Swimming in Guadeloupe can be a distinct challenge, as the annual mean ocean temperature is 26°C and, for almost 6 months of the year, the water in Olympic swimming pools is over 30°C, whereas the recommended pool temperature for competitive swimming is 27-28°C (Aquatic Exercise Association, 2008). Nevertheless, athletes who swim competitively train every day. A particularly interesting question thus concerns the extent to which swimming is affected by a tropical climate. The thermal balance of swimmers is well known to be regularly challenged because of the high heat transfer coefficient of water (Wade and Veghte, 1977). Most studies have reported the effect of cold water on thermoregulation (Costill et al., 1967; Sloan and Keatinge, 1973), but one study found that swimming in high water temperature increased heart rate in relation to hyperthermia and increased skin circulation and esophageal temperature to the same extent as running in a hot environment (Holmér and Bergh, 1974). These authors noted an increase of 8 beats·min-1 in heart rate during a 20-min submaximal swimming exercise (approximately 50% of VO2max) in 34°C water as opposed to 26°C water. Swimming is thus a sport that induces high thermoregulatory stress in a tropical climate, as recently confirmed (Hue et al., 2007).

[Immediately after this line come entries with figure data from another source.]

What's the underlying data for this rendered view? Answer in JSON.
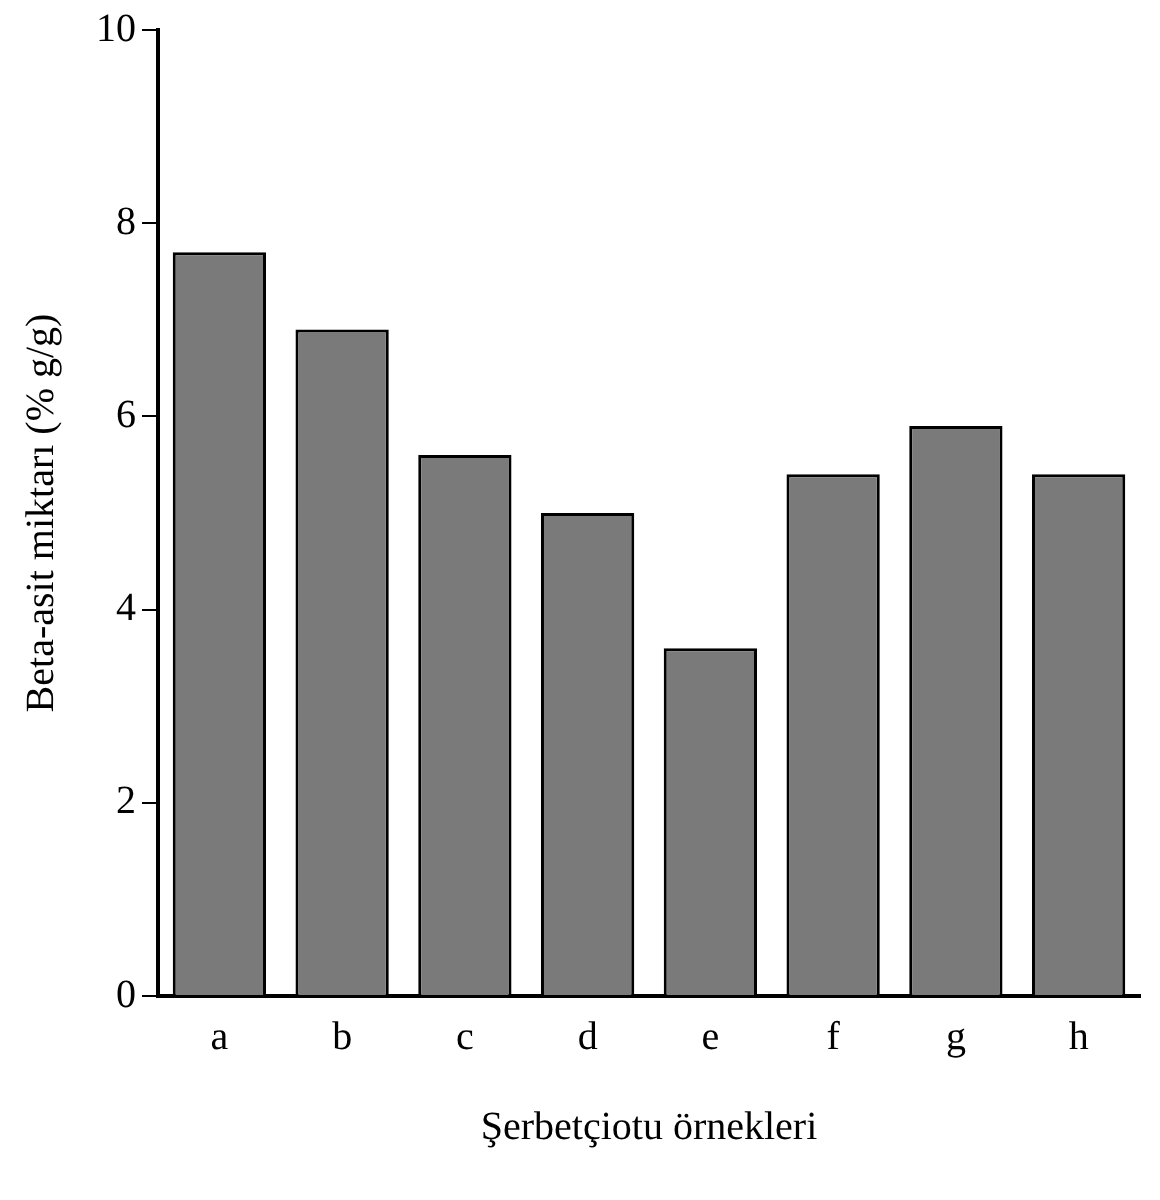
{
  "chart_data": {
    "type": "bar",
    "xlabel": "Şerbetçiotu örnekleri",
    "ylabel": "Beta-asit miktarı (% g/g)",
    "categories": [
      "a",
      "b",
      "c",
      "d",
      "e",
      "f",
      "g",
      "h"
    ],
    "values": [
      7.7,
      6.9,
      5.6,
      5.0,
      3.6,
      5.4,
      5.9,
      5.4
    ],
    "color": "#7a7a7a",
    "ylim": [
      0,
      10
    ],
    "yticks": [
      0,
      2,
      4,
      6,
      8,
      10
    ],
    "grid": false,
    "legend": false
  }
}
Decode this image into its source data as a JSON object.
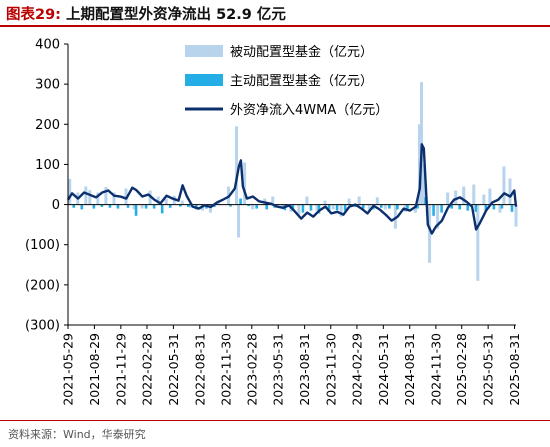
{
  "figure": {
    "label": "图表29:",
    "title": "上期配置型外资净流出 52.9 亿元",
    "source": "资料来源：Wind，华泰研究"
  },
  "chart_data": {
    "type": "bar",
    "ylim": [
      -300,
      400
    ],
    "yticks": [
      400,
      300,
      200,
      100,
      0,
      -100,
      -200,
      -300
    ],
    "ytick_labels": [
      "400",
      "300",
      "200",
      "100",
      "0",
      "(100)",
      "(200)",
      "(300)"
    ],
    "x_date_start": "2021-05-29",
    "x_date_end": "2025-09-05",
    "xtick_labels": [
      "2021-05-29",
      "2021-08-29",
      "2021-11-29",
      "2022-02-28",
      "2022-05-31",
      "2022-08-31",
      "2022-11-30",
      "2023-02-28",
      "2023-05-31",
      "2023-08-31",
      "2023-11-30",
      "2024-02-29",
      "2024-05-31",
      "2024-08-31",
      "2024-11-30",
      "2025-02-28",
      "2025-05-31",
      "2025-08-31"
    ],
    "legend_position": "top-right",
    "grid": false,
    "series": [
      {
        "name": "被动配置型基金（亿元）",
        "kind": "bar",
        "color": "#b8d3ec",
        "points": [
          [
            "2021-06-04",
            64
          ],
          [
            "2021-07-02",
            30
          ],
          [
            "2021-07-30",
            45
          ],
          [
            "2021-08-13",
            36
          ],
          [
            "2021-09-10",
            30
          ],
          [
            "2021-10-08",
            44
          ],
          [
            "2021-11-05",
            30
          ],
          [
            "2021-12-17",
            40
          ],
          [
            "2022-01-14",
            -12
          ],
          [
            "2022-02-11",
            -10
          ],
          [
            "2022-03-11",
            35
          ],
          [
            "2022-04-08",
            20
          ],
          [
            "2022-05-06",
            15
          ],
          [
            "2022-06-03",
            22
          ],
          [
            "2022-07-01",
            10
          ],
          [
            "2022-07-29",
            -8
          ],
          [
            "2022-09-09",
            -15
          ],
          [
            "2022-10-07",
            -20
          ],
          [
            "2022-11-04",
            10
          ],
          [
            "2022-12-09",
            45
          ],
          [
            "2023-01-06",
            195
          ],
          [
            "2023-01-13",
            -82
          ],
          [
            "2023-02-03",
            105
          ],
          [
            "2023-03-03",
            -12
          ],
          [
            "2023-04-14",
            15
          ],
          [
            "2023-05-12",
            20
          ],
          [
            "2023-06-16",
            -10
          ],
          [
            "2023-07-14",
            -18
          ],
          [
            "2023-08-11",
            -25
          ],
          [
            "2023-09-08",
            20
          ],
          [
            "2023-10-13",
            -15
          ],
          [
            "2023-11-10",
            10
          ],
          [
            "2023-12-08",
            -12
          ],
          [
            "2024-01-05",
            -30
          ],
          [
            "2024-02-02",
            15
          ],
          [
            "2024-03-08",
            20
          ],
          [
            "2024-04-12",
            -15
          ],
          [
            "2024-05-10",
            18
          ],
          [
            "2024-06-07",
            -12
          ],
          [
            "2024-07-12",
            -60
          ],
          [
            "2024-08-16",
            -18
          ],
          [
            "2024-09-20",
            -20
          ],
          [
            "2024-10-04",
            200
          ],
          [
            "2024-10-11",
            305
          ],
          [
            "2024-10-18",
            100
          ],
          [
            "2024-11-08",
            -145
          ],
          [
            "2024-12-06",
            -60
          ],
          [
            "2025-01-10",
            30
          ],
          [
            "2025-02-07",
            35
          ],
          [
            "2025-03-07",
            45
          ],
          [
            "2025-04-11",
            50
          ],
          [
            "2025-04-25",
            -190
          ],
          [
            "2025-05-16",
            25
          ],
          [
            "2025-06-06",
            40
          ],
          [
            "2025-07-11",
            -20
          ],
          [
            "2025-07-25",
            95
          ],
          [
            "2025-08-15",
            65
          ],
          [
            "2025-09-05",
            -55
          ]
        ]
      },
      {
        "name": "主动配置型基金（亿元）",
        "kind": "bar",
        "color": "#25aee6",
        "points": [
          [
            "2021-06-18",
            -8
          ],
          [
            "2021-07-16",
            -12
          ],
          [
            "2021-08-27",
            -10
          ],
          [
            "2021-09-24",
            -6
          ],
          [
            "2021-10-22",
            -8
          ],
          [
            "2021-11-19",
            -10
          ],
          [
            "2021-12-24",
            -8
          ],
          [
            "2022-01-21",
            -28
          ],
          [
            "2022-02-25",
            -10
          ],
          [
            "2022-03-25",
            -10
          ],
          [
            "2022-04-22",
            -22
          ],
          [
            "2022-05-20",
            -8
          ],
          [
            "2022-06-24",
            -5
          ],
          [
            "2022-07-22",
            -6
          ],
          [
            "2022-08-19",
            -12
          ],
          [
            "2022-09-23",
            -10
          ],
          [
            "2022-10-21",
            -6
          ],
          [
            "2022-12-16",
            -5
          ],
          [
            "2023-01-20",
            15
          ],
          [
            "2023-02-17",
            -4
          ],
          [
            "2023-03-17",
            -10
          ],
          [
            "2023-04-21",
            -12
          ],
          [
            "2023-05-19",
            -8
          ],
          [
            "2023-06-23",
            -14
          ],
          [
            "2023-07-21",
            -12
          ],
          [
            "2023-08-25",
            -20
          ],
          [
            "2023-09-22",
            -15
          ],
          [
            "2023-10-20",
            -22
          ],
          [
            "2023-11-24",
            -18
          ],
          [
            "2023-12-22",
            -14
          ],
          [
            "2024-01-19",
            -15
          ],
          [
            "2024-02-23",
            -6
          ],
          [
            "2024-03-22",
            -10
          ],
          [
            "2024-04-26",
            -12
          ],
          [
            "2024-05-24",
            -8
          ],
          [
            "2024-06-21",
            -10
          ],
          [
            "2024-07-19",
            -12
          ],
          [
            "2024-08-23",
            -15
          ],
          [
            "2024-09-27",
            -10
          ],
          [
            "2024-10-25",
            18
          ],
          [
            "2024-11-22",
            -28
          ],
          [
            "2024-12-20",
            -20
          ],
          [
            "2025-01-24",
            -10
          ],
          [
            "2025-02-21",
            -12
          ],
          [
            "2025-03-21",
            -15
          ],
          [
            "2025-04-18",
            -18
          ],
          [
            "2025-05-23",
            -15
          ],
          [
            "2025-06-20",
            -12
          ],
          [
            "2025-07-18",
            -10
          ],
          [
            "2025-08-22",
            -18
          ]
        ]
      },
      {
        "name": "外资净流入4WMA（亿元）",
        "kind": "line",
        "color": "#0c2f6e",
        "points": [
          [
            "2021-05-29",
            12
          ],
          [
            "2021-06-12",
            28
          ],
          [
            "2021-07-03",
            15
          ],
          [
            "2021-07-24",
            30
          ],
          [
            "2021-08-14",
            24
          ],
          [
            "2021-09-04",
            18
          ],
          [
            "2021-09-25",
            30
          ],
          [
            "2021-10-16",
            35
          ],
          [
            "2021-11-06",
            22
          ],
          [
            "2021-11-27",
            20
          ],
          [
            "2021-12-18",
            15
          ],
          [
            "2022-01-08",
            42
          ],
          [
            "2022-01-22",
            36
          ],
          [
            "2022-02-12",
            20
          ],
          [
            "2022-03-05",
            25
          ],
          [
            "2022-03-26",
            12
          ],
          [
            "2022-04-16",
            3
          ],
          [
            "2022-05-07",
            22
          ],
          [
            "2022-05-28",
            15
          ],
          [
            "2022-06-18",
            10
          ],
          [
            "2022-07-02",
            48
          ],
          [
            "2022-07-16",
            22
          ],
          [
            "2022-08-06",
            -5
          ],
          [
            "2022-08-27",
            -10
          ],
          [
            "2022-09-17",
            -2
          ],
          [
            "2022-10-08",
            -6
          ],
          [
            "2022-10-29",
            5
          ],
          [
            "2022-11-19",
            12
          ],
          [
            "2022-12-10",
            20
          ],
          [
            "2022-12-31",
            40
          ],
          [
            "2023-01-14",
            95
          ],
          [
            "2023-01-21",
            110
          ],
          [
            "2023-01-28",
            45
          ],
          [
            "2023-02-11",
            15
          ],
          [
            "2023-03-04",
            20
          ],
          [
            "2023-03-25",
            8
          ],
          [
            "2023-04-15",
            5
          ],
          [
            "2023-05-06",
            2
          ],
          [
            "2023-05-27",
            -5
          ],
          [
            "2023-06-17",
            -8
          ],
          [
            "2023-07-08",
            -2
          ],
          [
            "2023-07-29",
            -18
          ],
          [
            "2023-08-19",
            -35
          ],
          [
            "2023-09-09",
            -20
          ],
          [
            "2023-09-30",
            -30
          ],
          [
            "2023-10-21",
            -15
          ],
          [
            "2023-11-11",
            -5
          ],
          [
            "2023-12-02",
            -22
          ],
          [
            "2023-12-23",
            -18
          ],
          [
            "2024-01-13",
            -25
          ],
          [
            "2024-02-03",
            -5
          ],
          [
            "2024-02-24",
            0
          ],
          [
            "2024-03-16",
            -10
          ],
          [
            "2024-04-06",
            -22
          ],
          [
            "2024-04-27",
            -3
          ],
          [
            "2024-05-18",
            -12
          ],
          [
            "2024-06-08",
            -25
          ],
          [
            "2024-06-29",
            -40
          ],
          [
            "2024-07-20",
            -30
          ],
          [
            "2024-08-10",
            -10
          ],
          [
            "2024-08-31",
            -15
          ],
          [
            "2024-09-21",
            -5
          ],
          [
            "2024-10-05",
            40
          ],
          [
            "2024-10-12",
            150
          ],
          [
            "2024-10-19",
            140
          ],
          [
            "2024-11-02",
            -50
          ],
          [
            "2024-11-16",
            -72
          ],
          [
            "2024-11-30",
            -55
          ],
          [
            "2024-12-21",
            -40
          ],
          [
            "2025-01-11",
            -8
          ],
          [
            "2025-02-01",
            12
          ],
          [
            "2025-02-22",
            18
          ],
          [
            "2025-03-15",
            8
          ],
          [
            "2025-04-05",
            -5
          ],
          [
            "2025-04-19",
            -62
          ],
          [
            "2025-05-03",
            -45
          ],
          [
            "2025-05-24",
            -15
          ],
          [
            "2025-06-14",
            5
          ],
          [
            "2025-07-05",
            12
          ],
          [
            "2025-07-26",
            28
          ],
          [
            "2025-08-16",
            20
          ],
          [
            "2025-08-30",
            35
          ],
          [
            "2025-09-05",
            -5
          ]
        ]
      }
    ]
  }
}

One easy way to enhance thermoregulation in competitive swimmers in Guadeloupe is to remove the silicone swim cap that is usually used for gliding as well as hygienic reasons. Targeted active cooling of the head during exercise has been recognized as efficacious in improving subjective tolerance and/or the physiological response to heat stress (Nunneley et al., 1971). Comprising only 8-10% of the body surface area (Brown and Williams, 1982), it can account for the dissipation of 30% of the resting heat load and almost 20% during moderate- intensity exercise (Nunneley et al., 1971). Similarly, the dorsal head (i.e., the part of the head covered by the swimming cap) is only a very small part of the body surface but its immersion in cold water (i.e., 12°C) has been demonstrated to substantially increase core cooling (Giesbrecht et al., 2005) because of the great amount of blood flow in the scalp and the lack of vasoconstriction in scalp blood vessels in response to cold water as opposed to the surface vessels in other body areas (Froese and Burton, 1957). Very recently, Simmons et al., 2008 demonstrated the major subjective importance of the head in the perception of temperature sensation.

The aim of this study was thus to test aerobic swimming performance during an 800-m event in pre-adolescents with and without a silicone swim cap. We hypothesized that removing the cap in a hot/wet environment would permit better thermoregulation, which in turn would increase performance.